Its not MYSQL, but Micro$oft.  


> The attack sought to exploit a software flaw discovered by researchers in July 2002 that permits hackers to seize control of corporate database servers. Microsoft deemed the flaw to be critical and offered a free repairing patch, but it was impossible to know how many computer administrators applied the fix.



Basically, there are so many bugs and holes in MS stuff that most admins don't bother, especially since many of their service packs either have had poor track records, or have changed the TOS to more MS friendly ones.  The other thing is, most of the admins I know are stretched soo thin right now due to staffing and budget cuts, that they simply can't keep up.

We're safe, we run MYSQL and it is up to date and fully patched.   (See guys n gals, thats why I never sleep....hehehe)


----------



## Cthulhu (Jan 26, 2003)

MicroSsoft (MacroSuck) software is usually one big gaping security hole with a vague application written around it.  I'd use Linux for my OS if it was feasible and I *refuse* to run IE, Office, or Outlook.

Cthulhu


----------



## Elfan (Jan 27, 2003)

Woops sorry my bad should have frazed that better.  Didn't mean to imply it was a mySQL issue but a MS one.

Supose you use all Apache and other not MS programs for your server then?


Cthulhu, what do you use instead of MS Office?

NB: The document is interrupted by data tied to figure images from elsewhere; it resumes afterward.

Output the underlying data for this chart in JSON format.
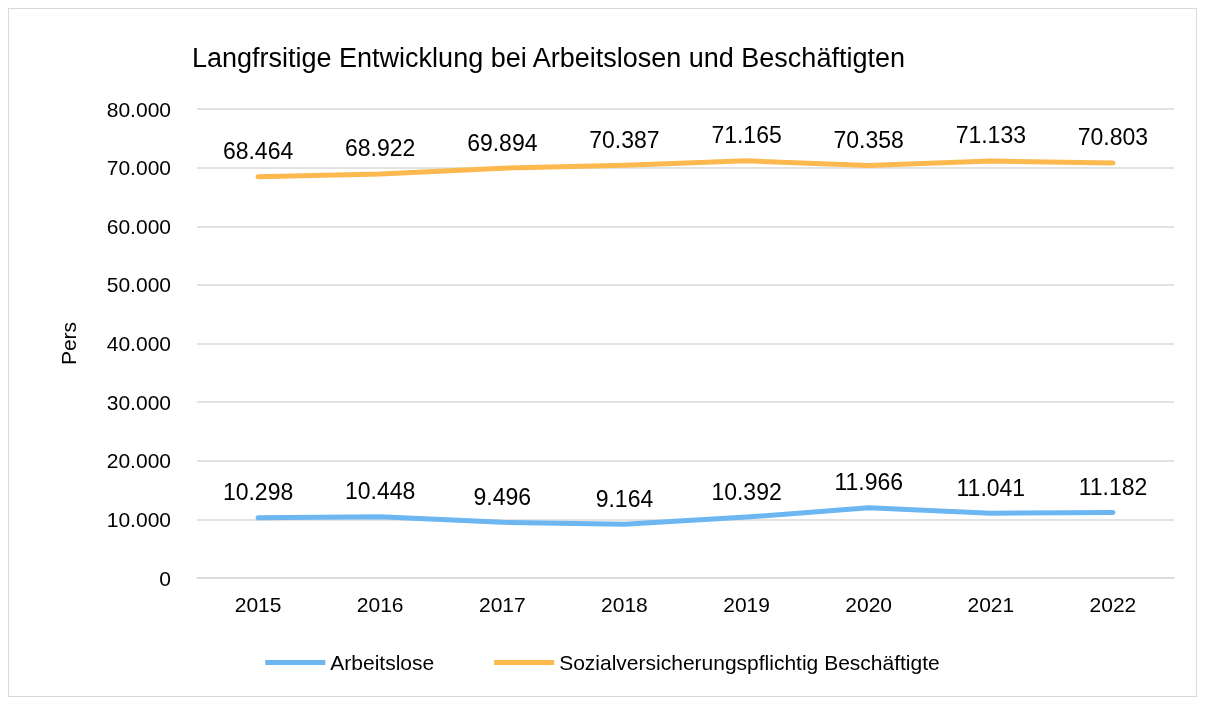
{
  "chart_data": {
    "type": "line",
    "title": "Langfrsitige Entwicklung bei Arbeitslosen und Beschäftigten",
    "ylabel": "Pers",
    "categories": [
      "2015",
      "2016",
      "2017",
      "2018",
      "2019",
      "2020",
      "2021",
      "2022"
    ],
    "series": [
      {
        "name": "Arbeitslose",
        "color": "#6cb6f2",
        "values": [
          10298,
          10448,
          9496,
          9164,
          10392,
          11966,
          11041,
          11182
        ],
        "value_labels": [
          "10.298",
          "10.448",
          "9.496",
          "9.164",
          "10.392",
          "11.966",
          "11.041",
          "11.182"
        ]
      },
      {
        "name": "Sozialversicherungspflichtig Beschäftigte",
        "color": "#fdb84e",
        "values": [
          68464,
          68922,
          69894,
          70387,
          71165,
          70358,
          71133,
          70803
        ],
        "value_labels": [
          "68.464",
          "68.922",
          "69.894",
          "70.387",
          "71.165",
          "70.358",
          "71.133",
          "70.803"
        ]
      }
    ],
    "ylim": [
      0,
      80000
    ],
    "yticks": [
      0,
      {
        "value": 10000,
        "label": "10.000"
      },
      {
        "value": 20000,
        "label": "20.000"
      },
      {
        "value": 30000,
        "label": "30.000"
      },
      {
        "value": 40000,
        "label": "40.000"
      },
      {
        "value": 50000,
        "label": "50.000"
      },
      {
        "value": 60000,
        "label": "60.000"
      },
      {
        "value": 70000,
        "label": "70.000"
      },
      {
        "value": 80000,
        "label": "80.000"
      }
    ],
    "grid": "y",
    "legend": "bottom",
    "marker": "none",
    "line_style": "solid"
  }
}
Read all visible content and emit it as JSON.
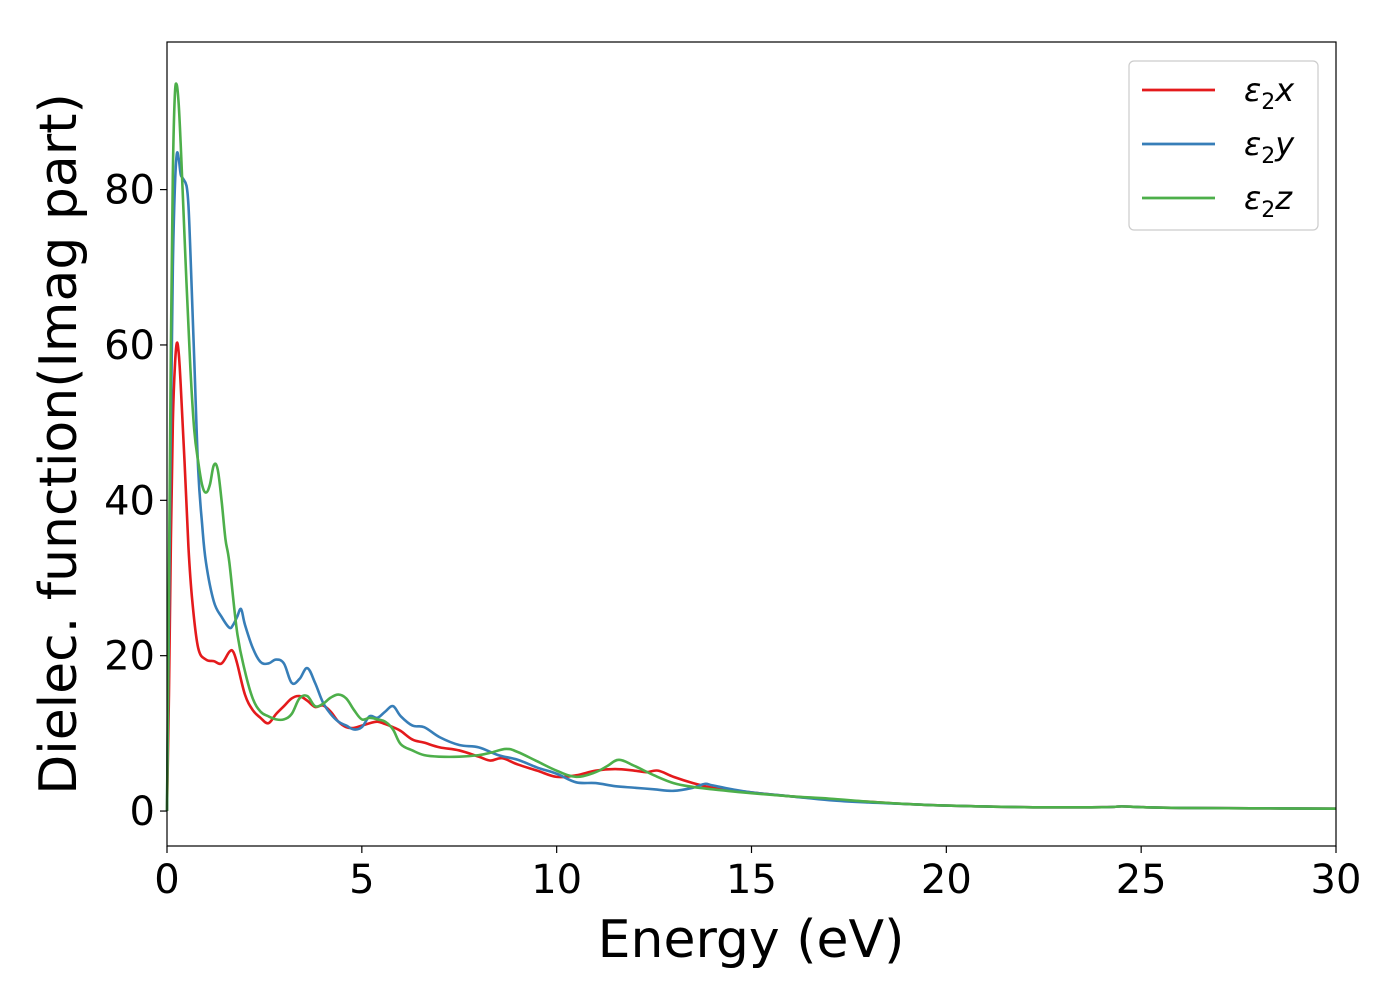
{
  "chart_data": {
    "type": "line",
    "xlabel": "Energy (eV)",
    "ylabel": "Dielec. function(Imag part)",
    "xlim": [
      0,
      30
    ],
    "ylim": [
      -4.5,
      99
    ],
    "xticks": [
      0,
      5,
      10,
      15,
      20,
      25,
      30
    ],
    "yticks": [
      0,
      20,
      40,
      60,
      80
    ],
    "grid": false,
    "legend_position": "top-right",
    "series": [
      {
        "name": "ε2x",
        "legend": {
          "base": "ε",
          "sub": "2",
          "var": "x"
        },
        "color": "#e41a1c",
        "x": [
          0,
          0.05,
          0.1,
          0.15,
          0.2,
          0.25,
          0.3,
          0.35,
          0.45,
          0.55,
          0.65,
          0.8,
          1.0,
          1.2,
          1.4,
          1.6,
          1.7,
          1.8,
          2.0,
          2.2,
          2.4,
          2.6,
          2.8,
          3.0,
          3.2,
          3.4,
          3.6,
          3.8,
          4.0,
          4.2,
          4.4,
          4.6,
          4.8,
          5.0,
          5.2,
          5.4,
          5.6,
          5.8,
          6.0,
          6.3,
          6.6,
          7.0,
          7.5,
          8.0,
          8.3,
          8.6,
          9.0,
          9.5,
          10.0,
          10.5,
          11.0,
          11.5,
          12.0,
          12.3,
          12.6,
          13.0,
          13.5,
          14.0,
          15.0,
          16.0,
          17.0,
          18.0,
          19.0,
          20.0,
          22.0,
          24.0,
          24.5,
          25.0,
          26.0,
          28.0,
          30.0
        ],
        "y": [
          0,
          15,
          35,
          50,
          57,
          60.2,
          59,
          55,
          45,
          34,
          27,
          21,
          19.5,
          19.3,
          19,
          20.5,
          20.5,
          19,
          15,
          13,
          12,
          11.3,
          12.5,
          13.5,
          14.5,
          14.8,
          14.2,
          13.4,
          13.6,
          12.8,
          11.5,
          10.8,
          10.7,
          11.0,
          11.3,
          11.5,
          11.2,
          10.8,
          10.3,
          9.2,
          8.8,
          8.2,
          7.8,
          7.0,
          6.5,
          6.8,
          6.0,
          5.2,
          4.4,
          4.6,
          5.2,
          5.4,
          5.2,
          5.0,
          5.2,
          4.4,
          3.6,
          3.0,
          2.4,
          1.9,
          1.5,
          1.2,
          0.9,
          0.7,
          0.5,
          0.5,
          0.6,
          0.5,
          0.4,
          0.35,
          0.3
        ]
      },
      {
        "name": "ε2y",
        "legend": {
          "base": "ε",
          "sub": "2",
          "var": "y"
        },
        "color": "#377eb8",
        "x": [
          0,
          0.05,
          0.1,
          0.15,
          0.2,
          0.25,
          0.3,
          0.35,
          0.4,
          0.5,
          0.55,
          0.6,
          0.7,
          0.8,
          0.9,
          1.0,
          1.2,
          1.4,
          1.6,
          1.7,
          1.8,
          1.9,
          2.0,
          2.2,
          2.4,
          2.6,
          2.8,
          3.0,
          3.2,
          3.4,
          3.6,
          3.8,
          4.0,
          4.2,
          4.4,
          4.6,
          4.8,
          5.0,
          5.2,
          5.4,
          5.6,
          5.8,
          6.0,
          6.3,
          6.6,
          7.0,
          7.5,
          8.0,
          8.5,
          9.0,
          9.5,
          10.0,
          10.5,
          11.0,
          11.5,
          12.0,
          12.5,
          13.0,
          13.5,
          13.8,
          14.0,
          14.5,
          15.0,
          16.0,
          17.0,
          18.0,
          19.0,
          20.0,
          22.0,
          24.0,
          24.5,
          25.0,
          26.0,
          28.0,
          30.0
        ],
        "y": [
          0,
          25,
          50,
          70,
          80,
          84.5,
          84,
          82,
          81.5,
          80.5,
          78,
          72,
          58,
          44,
          37,
          32,
          27,
          25,
          23.6,
          24,
          25,
          26,
          24,
          21,
          19.2,
          19,
          19.5,
          19,
          16.5,
          17,
          18.4,
          16.5,
          14,
          12.5,
          11.5,
          11,
          10.5,
          10.8,
          12.2,
          12,
          12.8,
          13.5,
          12.2,
          11,
          10.8,
          9.5,
          8.5,
          8.2,
          7.2,
          6.6,
          5.6,
          4.8,
          3.7,
          3.6,
          3.2,
          3.0,
          2.8,
          2.6,
          3.0,
          3.5,
          3.3,
          2.8,
          2.4,
          1.9,
          1.4,
          1.1,
          0.9,
          0.7,
          0.5,
          0.5,
          0.6,
          0.5,
          0.4,
          0.35,
          0.3
        ]
      },
      {
        "name": "ε2z",
        "legend": {
          "base": "ε",
          "sub": "2",
          "var": "z"
        },
        "color": "#4daf4a",
        "x": [
          0,
          0.05,
          0.1,
          0.15,
          0.2,
          0.25,
          0.3,
          0.35,
          0.4,
          0.5,
          0.6,
          0.7,
          0.8,
          0.9,
          1.0,
          1.1,
          1.2,
          1.3,
          1.4,
          1.5,
          1.6,
          1.8,
          2.0,
          2.2,
          2.4,
          2.6,
          2.8,
          3.0,
          3.2,
          3.4,
          3.6,
          3.8,
          4.0,
          4.2,
          4.4,
          4.6,
          4.8,
          5.0,
          5.2,
          5.4,
          5.6,
          5.8,
          6.0,
          6.3,
          6.6,
          7.0,
          7.5,
          8.0,
          8.3,
          8.7,
          9.0,
          9.5,
          10.0,
          10.5,
          11.0,
          11.3,
          11.6,
          12.0,
          12.5,
          13.0,
          13.5,
          14.0,
          15.0,
          16.0,
          17.0,
          18.0,
          19.0,
          20.0,
          22.0,
          24.0,
          24.5,
          25.0,
          26.0,
          28.0,
          30.0
        ],
        "y": [
          0,
          30,
          60,
          82,
          92,
          93.5,
          91,
          86,
          80,
          68,
          57,
          49,
          45,
          42,
          41,
          42,
          44.5,
          44,
          40,
          35,
          32,
          23,
          18,
          14.5,
          12.8,
          12.2,
          11.8,
          11.8,
          12.5,
          14.5,
          14.8,
          13.5,
          13.8,
          14.6,
          15,
          14.5,
          13,
          11.8,
          12,
          11.8,
          11.5,
          10.5,
          8.6,
          7.8,
          7.2,
          7.0,
          7.0,
          7.2,
          7.5,
          8.0,
          7.6,
          6.4,
          5.2,
          4.4,
          5.0,
          5.8,
          6.6,
          5.8,
          4.6,
          3.6,
          3.1,
          2.8,
          2.3,
          1.9,
          1.6,
          1.2,
          0.9,
          0.7,
          0.5,
          0.5,
          0.6,
          0.5,
          0.4,
          0.35,
          0.3
        ]
      }
    ]
  }
}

Open Office?


----------



## Bob Hubbard (Jan 27, 2003)

MT is on a RedHat linux box, running apache, mysql, php etc. 
I use Win 2000 (as XP is soooo much crap), and Dreamweaver for the development side.  I'd switch totally to Linux, but the 3 apps I need most are not native there...Mac is starting to look good again.  heh.

I spent 3 years as an NT network admin....its a royal pain keeping up with all the service packs, patches, etc, especially in a small (see 1 man) IS dept. 

I think Wordperfects got a decent office suite, but I'm going on 3rd hand info.  Havent used it myself.

:asian:


----------



## Cthulhu (Jan 27, 2003)

I've used WordPerfect since its first Windows release, back when it was published by Novell and not Corel.  Never had an MS Office app on any of my systems.

The only downside to using WordPerfect is that too many people are brainwashed into using Office products, so there are often issues with file formats.

Cthulhu


----------



## arnisador (Jan 27, 2003)

Am I the only one thinking of this (parody) song?


----------



## Cthulhu (Jan 28, 2003)

> _Originally posted by arnisador _
> *Am I the only one thinking of this (parody) song? *



Yes, you are.

You weirdo.

Cthulhu


----------